Q: I sell products to customers with arthritis and other aging problems. How do I reach them on the Web? —Myrna Alpern, Westlake Village, Calif.

A: First, look more closely at your customer demographics: More than one third of the U.S. population over 62 are responsive to online advertising, according to an April survey conducted by Focalyst and Dynamic Logic. But Internet use decreases rapidly beyond age 70, according to Pew Internet research. If you're targeting aging baby boomers, you're more likely to connect with them online; if you're looking for older people, you'll need to focus your efforts on their children and caregivers.

Before you do any online marketing, spiff up your own Web site. "It will be a waste of time creating traffic if people immediately turn around and leave," says Dick Stroud, author of The 50-Plus Market. Then, "Spend money buying ads against keyword searches, or you won't get noticed," says Paul Amatangelo, executive vice-president of 15-person Ames Walker International, which has been selling compression hosiery online for ten years. Next, consider e-mail ads and ads on health-related and boomer sites such as ThirdAge.com or Eons.com.

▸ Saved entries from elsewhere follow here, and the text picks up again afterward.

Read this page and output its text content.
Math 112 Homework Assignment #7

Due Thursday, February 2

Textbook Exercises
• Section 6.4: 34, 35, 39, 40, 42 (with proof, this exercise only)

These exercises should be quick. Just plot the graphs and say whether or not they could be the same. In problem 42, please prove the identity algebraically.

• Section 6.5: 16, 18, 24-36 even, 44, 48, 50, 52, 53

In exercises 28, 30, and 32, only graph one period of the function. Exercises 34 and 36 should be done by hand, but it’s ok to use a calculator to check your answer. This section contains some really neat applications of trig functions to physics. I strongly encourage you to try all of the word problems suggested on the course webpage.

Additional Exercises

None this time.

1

If you're an expert in your industry, it may pay to establish a blog and update it frequently. That will help search engines pick up on your site more quickly. Or you could offer an informational e-mail newsletter on health topics related to your products and include promotions in the newsletter.

Press releases can help your company get mentioned on relevant Web sites. "An hour spent using Google will provide a list of sites to target," says Stroud. Then ask customers to make referrals, and post them online.